Posso fracionar minhas férias em até três períodos?
Sim, desde a reforma trabalhista (art. 134 parágrafo 1 da CLT, com redação da Lei 13.467/2017). As férias podem ser fracionadas em até 3 períodos, mediante concordância do empregado, sendo que um deles deve ter no mínimo 14 dias corridos e os demais no mínimo 5 dias corridos cada. Antes da reforma, só era permitido fracionar em casos excepcionais. Empregado menor de 18 anos e maior de 50 anos continuam impedidos de fracionar (art. 134 parágrafo 2 da CLT). A calculadora permite simular fracionamentos e calcular o valor de cada parcela conforme o período de gozo.
O que é o abono pecuniário de férias (venda de férias)?

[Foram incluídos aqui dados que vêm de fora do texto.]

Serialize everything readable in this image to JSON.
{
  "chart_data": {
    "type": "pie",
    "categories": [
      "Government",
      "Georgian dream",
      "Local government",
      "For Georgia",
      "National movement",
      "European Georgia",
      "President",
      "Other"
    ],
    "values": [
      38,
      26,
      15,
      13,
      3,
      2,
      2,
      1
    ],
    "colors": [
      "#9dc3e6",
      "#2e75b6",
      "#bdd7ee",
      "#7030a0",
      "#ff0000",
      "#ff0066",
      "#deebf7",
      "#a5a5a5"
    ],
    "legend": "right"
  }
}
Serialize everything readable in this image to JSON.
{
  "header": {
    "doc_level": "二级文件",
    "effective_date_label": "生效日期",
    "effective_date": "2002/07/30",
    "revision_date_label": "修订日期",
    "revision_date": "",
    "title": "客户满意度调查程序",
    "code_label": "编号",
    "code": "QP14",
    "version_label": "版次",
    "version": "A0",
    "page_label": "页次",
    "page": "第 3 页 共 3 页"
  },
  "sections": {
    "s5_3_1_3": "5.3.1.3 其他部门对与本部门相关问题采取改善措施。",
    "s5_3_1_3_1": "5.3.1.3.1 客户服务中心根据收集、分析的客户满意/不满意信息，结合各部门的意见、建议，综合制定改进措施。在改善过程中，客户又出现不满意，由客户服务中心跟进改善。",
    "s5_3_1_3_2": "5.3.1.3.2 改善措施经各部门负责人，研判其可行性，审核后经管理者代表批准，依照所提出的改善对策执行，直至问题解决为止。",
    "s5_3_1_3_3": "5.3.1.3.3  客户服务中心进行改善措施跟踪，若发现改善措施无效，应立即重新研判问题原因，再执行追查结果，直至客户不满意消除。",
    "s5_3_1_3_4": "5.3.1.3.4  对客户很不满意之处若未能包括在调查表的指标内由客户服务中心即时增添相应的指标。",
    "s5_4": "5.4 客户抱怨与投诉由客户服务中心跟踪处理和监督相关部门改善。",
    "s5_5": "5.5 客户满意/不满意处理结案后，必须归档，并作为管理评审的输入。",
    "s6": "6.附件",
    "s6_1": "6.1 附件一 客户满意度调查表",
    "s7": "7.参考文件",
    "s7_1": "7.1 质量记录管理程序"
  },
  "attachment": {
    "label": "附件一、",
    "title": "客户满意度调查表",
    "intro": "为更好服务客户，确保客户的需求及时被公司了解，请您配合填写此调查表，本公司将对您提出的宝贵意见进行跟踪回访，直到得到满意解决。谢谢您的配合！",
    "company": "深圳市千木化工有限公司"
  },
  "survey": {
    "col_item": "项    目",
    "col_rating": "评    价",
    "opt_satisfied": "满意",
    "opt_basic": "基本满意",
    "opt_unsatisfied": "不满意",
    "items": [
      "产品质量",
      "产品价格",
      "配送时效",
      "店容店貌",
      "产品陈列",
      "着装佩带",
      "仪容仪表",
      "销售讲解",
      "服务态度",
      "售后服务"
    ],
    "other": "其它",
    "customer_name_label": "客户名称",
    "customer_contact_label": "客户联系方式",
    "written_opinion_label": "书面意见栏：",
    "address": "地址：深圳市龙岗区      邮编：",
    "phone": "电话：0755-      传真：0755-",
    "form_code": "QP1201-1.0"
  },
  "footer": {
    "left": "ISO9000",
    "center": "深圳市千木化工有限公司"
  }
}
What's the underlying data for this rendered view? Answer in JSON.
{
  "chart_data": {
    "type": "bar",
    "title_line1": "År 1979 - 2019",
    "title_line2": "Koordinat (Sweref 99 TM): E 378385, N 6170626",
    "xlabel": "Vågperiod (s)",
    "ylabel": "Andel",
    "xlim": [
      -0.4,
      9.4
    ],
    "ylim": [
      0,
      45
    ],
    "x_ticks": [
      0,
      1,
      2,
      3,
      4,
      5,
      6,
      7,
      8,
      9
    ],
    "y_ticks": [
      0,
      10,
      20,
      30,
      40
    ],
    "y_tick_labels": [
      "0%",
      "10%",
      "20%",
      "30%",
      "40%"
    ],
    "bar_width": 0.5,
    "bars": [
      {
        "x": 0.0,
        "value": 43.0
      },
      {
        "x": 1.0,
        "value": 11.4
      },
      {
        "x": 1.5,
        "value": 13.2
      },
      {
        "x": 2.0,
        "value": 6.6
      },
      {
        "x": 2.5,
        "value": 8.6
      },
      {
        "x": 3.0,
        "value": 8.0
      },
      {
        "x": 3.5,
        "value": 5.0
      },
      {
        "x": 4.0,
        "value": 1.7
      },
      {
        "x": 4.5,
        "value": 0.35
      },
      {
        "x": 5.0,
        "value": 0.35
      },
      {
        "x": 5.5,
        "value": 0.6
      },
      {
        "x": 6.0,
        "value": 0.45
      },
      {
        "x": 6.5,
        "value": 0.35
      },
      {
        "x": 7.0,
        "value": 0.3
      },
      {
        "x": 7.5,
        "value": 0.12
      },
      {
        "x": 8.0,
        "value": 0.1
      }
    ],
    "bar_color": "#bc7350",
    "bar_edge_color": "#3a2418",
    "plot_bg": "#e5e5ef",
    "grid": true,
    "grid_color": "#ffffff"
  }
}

O abono pecuniário, popularmente "venda de férias", está no art. 143 da CLT: o empregado pode converter 1/3 do período de férias em pecúnia, mediante requerimento ao empregador até 15 dias antes do término do período aquisitivo. Quem tem direito a 30 dias pode vender 10 dias e gozar 20. O valor recebido pelo abono é isento de INSS e IRRF (Súmula 386 do STJ e art. 6 inciso V da Lei 7.713/1988). É uma decisão do empregado, não podendo ser imposta pelo empregador. A calculadora exibe a opção e o cálculo do líquido com e sem o abono para comparação.
Faltas injustificadas reduzem o período de férias?
Sim. O art. 130 da CLT estabelece redução proporcional das férias conforme o número de faltas injustificadas no período aquisitivo: 30 dias para até 5 faltas; 24 dias para 6 a 14 faltas; 18 dias para 15 a 23 faltas; 12 dias para 24 a 32 faltas; perda integral acima de 32 faltas. Faltas justificadas (atestado médico, casamento - 3 dias, falecimento - 2 dias, doação de sangue - 1 dia ao ano, conforme art. 473 da CLT) não reduzem. Períodos de auxílio-doença de até 6 meses no período aquisitivo não impedem a aquisição (art. 133 inciso IV da CLT). A calculadora considera as faltas informadas.